Kant’s emphasis on principles in ethics and his critique of subtler kinds of selfishness in spontaneous moral feeling represent a strong criticism of views like those of Shaftesbury. I think Kant sometimes goes too far in criticizing feeling, but Shaftesbury also goes too far in identifying reason with sterile abstraction. With Aristotle, I see human feeling and human reason as cooperating with one another in producing well-rounded valuations.

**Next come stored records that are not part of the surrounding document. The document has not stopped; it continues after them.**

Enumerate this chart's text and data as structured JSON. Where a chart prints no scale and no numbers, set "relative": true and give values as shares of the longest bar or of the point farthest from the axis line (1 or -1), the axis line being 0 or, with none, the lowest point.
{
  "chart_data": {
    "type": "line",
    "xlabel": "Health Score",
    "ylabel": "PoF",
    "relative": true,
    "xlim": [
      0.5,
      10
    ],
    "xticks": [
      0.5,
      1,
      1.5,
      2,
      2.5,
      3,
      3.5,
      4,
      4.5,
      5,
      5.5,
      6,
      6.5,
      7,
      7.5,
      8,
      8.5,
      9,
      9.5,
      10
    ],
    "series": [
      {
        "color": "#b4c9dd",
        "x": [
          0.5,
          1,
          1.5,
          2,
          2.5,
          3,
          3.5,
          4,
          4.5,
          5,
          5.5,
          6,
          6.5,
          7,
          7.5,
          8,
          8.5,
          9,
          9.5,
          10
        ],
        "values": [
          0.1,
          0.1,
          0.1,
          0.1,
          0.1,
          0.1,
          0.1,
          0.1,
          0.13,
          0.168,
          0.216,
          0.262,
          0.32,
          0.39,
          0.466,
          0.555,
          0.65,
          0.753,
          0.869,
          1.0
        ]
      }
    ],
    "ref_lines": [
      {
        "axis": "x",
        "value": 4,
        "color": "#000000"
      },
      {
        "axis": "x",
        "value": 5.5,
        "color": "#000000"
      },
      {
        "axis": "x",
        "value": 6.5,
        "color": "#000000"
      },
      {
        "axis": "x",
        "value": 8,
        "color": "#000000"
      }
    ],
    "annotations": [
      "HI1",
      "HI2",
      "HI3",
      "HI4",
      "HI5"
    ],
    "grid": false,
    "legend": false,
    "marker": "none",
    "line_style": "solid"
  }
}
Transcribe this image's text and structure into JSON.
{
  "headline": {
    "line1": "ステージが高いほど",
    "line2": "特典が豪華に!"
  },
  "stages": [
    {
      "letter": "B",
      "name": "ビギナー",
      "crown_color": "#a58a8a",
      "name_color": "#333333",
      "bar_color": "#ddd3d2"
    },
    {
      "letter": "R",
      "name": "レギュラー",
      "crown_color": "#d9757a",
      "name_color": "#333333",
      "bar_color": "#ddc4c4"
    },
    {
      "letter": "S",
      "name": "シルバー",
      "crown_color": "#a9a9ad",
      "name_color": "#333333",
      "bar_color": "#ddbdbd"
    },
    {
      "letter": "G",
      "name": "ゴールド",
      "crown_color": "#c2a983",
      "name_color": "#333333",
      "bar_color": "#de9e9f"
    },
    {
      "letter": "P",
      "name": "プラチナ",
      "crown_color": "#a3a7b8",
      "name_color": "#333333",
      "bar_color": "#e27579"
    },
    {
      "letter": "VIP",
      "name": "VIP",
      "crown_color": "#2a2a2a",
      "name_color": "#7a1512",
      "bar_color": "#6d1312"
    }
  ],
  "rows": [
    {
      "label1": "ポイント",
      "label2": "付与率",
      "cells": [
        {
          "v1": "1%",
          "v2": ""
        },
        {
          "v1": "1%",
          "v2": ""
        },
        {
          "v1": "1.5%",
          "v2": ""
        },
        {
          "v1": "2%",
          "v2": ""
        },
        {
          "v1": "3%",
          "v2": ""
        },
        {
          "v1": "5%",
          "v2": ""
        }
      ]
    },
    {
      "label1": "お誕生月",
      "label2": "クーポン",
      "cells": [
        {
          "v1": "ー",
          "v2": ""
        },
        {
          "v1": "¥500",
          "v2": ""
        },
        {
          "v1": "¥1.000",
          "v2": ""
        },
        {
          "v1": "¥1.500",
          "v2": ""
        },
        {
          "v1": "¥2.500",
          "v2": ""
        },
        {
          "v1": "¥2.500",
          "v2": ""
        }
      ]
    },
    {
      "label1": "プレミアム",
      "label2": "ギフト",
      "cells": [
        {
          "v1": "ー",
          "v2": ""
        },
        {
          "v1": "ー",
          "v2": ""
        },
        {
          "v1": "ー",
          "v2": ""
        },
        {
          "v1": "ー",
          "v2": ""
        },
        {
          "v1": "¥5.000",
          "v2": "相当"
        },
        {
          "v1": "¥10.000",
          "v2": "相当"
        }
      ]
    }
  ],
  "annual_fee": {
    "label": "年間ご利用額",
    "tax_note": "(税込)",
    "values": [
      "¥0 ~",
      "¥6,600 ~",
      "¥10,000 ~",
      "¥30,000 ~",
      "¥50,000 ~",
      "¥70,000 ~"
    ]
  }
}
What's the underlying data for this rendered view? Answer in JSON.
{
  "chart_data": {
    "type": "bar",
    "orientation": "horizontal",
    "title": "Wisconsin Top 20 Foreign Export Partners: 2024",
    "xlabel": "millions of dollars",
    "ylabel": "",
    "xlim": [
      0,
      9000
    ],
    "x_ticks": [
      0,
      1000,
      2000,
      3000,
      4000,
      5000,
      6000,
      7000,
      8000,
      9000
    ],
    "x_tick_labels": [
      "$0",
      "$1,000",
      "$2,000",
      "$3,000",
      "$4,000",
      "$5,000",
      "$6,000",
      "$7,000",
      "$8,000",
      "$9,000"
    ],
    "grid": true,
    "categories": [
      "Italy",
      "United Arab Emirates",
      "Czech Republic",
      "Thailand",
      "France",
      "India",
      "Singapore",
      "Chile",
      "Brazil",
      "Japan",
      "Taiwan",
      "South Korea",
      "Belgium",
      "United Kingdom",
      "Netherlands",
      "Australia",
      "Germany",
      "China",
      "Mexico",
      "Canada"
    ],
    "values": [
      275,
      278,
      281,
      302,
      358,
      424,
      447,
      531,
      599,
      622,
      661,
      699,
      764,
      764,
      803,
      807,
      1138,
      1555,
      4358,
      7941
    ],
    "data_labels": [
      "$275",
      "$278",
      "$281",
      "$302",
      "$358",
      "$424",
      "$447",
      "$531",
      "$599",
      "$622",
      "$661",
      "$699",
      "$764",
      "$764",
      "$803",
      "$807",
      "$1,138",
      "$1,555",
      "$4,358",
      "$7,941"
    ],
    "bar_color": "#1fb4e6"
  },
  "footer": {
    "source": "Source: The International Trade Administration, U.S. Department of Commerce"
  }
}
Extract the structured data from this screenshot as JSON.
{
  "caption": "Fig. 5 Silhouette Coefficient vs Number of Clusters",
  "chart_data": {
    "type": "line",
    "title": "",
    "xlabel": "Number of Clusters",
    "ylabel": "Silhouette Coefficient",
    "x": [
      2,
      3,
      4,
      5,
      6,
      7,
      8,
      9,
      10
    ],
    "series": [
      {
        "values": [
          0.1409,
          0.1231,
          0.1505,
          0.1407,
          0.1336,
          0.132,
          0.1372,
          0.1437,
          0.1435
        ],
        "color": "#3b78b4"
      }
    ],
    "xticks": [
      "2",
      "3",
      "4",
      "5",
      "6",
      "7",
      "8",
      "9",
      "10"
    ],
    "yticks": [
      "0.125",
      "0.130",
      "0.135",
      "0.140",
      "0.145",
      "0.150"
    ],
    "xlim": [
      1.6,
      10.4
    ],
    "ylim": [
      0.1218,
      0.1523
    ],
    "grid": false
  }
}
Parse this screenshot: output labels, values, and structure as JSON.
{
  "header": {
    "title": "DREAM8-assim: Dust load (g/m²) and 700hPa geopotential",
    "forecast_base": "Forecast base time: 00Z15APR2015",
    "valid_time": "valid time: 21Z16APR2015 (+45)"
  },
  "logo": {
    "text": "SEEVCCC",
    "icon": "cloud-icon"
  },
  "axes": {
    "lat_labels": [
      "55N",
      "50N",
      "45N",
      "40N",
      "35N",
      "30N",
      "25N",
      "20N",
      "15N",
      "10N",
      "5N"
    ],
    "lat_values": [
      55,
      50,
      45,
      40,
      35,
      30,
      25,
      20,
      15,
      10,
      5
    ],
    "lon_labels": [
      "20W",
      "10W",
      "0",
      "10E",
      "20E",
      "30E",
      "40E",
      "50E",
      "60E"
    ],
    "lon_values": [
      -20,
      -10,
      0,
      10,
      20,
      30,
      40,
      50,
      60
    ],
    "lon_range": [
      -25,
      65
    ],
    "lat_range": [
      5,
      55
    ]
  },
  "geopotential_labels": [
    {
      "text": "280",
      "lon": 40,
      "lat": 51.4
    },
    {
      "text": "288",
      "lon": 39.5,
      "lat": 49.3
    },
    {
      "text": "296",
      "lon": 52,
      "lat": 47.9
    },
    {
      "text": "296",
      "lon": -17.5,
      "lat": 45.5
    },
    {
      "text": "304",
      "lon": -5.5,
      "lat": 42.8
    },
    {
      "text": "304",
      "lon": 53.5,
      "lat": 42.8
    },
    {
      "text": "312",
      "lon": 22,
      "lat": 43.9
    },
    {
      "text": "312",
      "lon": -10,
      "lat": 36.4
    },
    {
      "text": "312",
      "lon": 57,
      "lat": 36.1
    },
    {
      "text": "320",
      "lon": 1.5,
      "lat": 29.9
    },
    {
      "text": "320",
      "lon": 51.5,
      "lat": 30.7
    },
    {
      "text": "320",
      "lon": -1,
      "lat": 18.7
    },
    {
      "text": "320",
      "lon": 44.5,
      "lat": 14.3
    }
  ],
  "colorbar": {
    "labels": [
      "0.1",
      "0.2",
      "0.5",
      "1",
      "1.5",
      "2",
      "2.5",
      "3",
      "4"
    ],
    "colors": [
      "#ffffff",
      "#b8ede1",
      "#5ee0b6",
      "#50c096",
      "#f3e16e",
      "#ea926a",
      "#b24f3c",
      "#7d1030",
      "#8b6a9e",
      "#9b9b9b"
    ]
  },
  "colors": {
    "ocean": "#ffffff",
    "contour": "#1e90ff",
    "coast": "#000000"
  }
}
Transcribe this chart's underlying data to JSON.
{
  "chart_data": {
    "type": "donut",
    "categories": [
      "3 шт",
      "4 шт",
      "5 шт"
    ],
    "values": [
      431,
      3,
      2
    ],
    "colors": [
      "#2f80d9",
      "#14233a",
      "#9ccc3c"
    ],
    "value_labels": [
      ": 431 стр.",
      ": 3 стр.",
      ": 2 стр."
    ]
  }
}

Identification as Valuation

It might seem as though the sort of categorial interpretation of experience and general application of concepts as practiced by Kant in the Critique of Pure Reason were a purely cognitive affair. Many older readings took it that way, and the passages I quoted from Longuenesse’s commentary don’t explicitly dispel such a notion. My very compressed comparison with Aristotle suggests a reconciliation of Aristotelian practical judgment or phronesis with Kantian judgment, but this relies on an implicit view of the unity of Kant’s thought, partially developed elsewhere. The thrust of it is to overlay the cognitive judgment of the first Critique with the teleological and aesthetic judgment of the Critique of Judgment, and then to read the ethical works in terms of that combined notion.

As a concrete example of how the kind of identification of objects dealt with in the first Critique takes on a valuational angle, Brandom cites the identification of a German by a French person as a “boche” or thick-head, a derogatory term from World War I. This immediately suggests many similar examples of prejudice about various alleged “kinds” of people. Brandom argues that even just by the criteria of logical analysis in Kant’s first Critique, the ethically objectionable “boche” and similar terms are not valid concepts at all. They are a kind of false conceptual “universals” that do not reflect any valid generalization, but are only possible with a sort of poor logical hygiene. This shows that such practices of identification are far from neutral. Identification is after all kind of recognition, and Fichte and especially Hegel developed the ethical consequences of this.

Even claims and classifications that are valuationally neutral in themselves can be made in bad faith for some ulterior motive, but the validity of logical operations applied to the real world implicitly presupposes the ethical criterion that we make our judgments in good faith.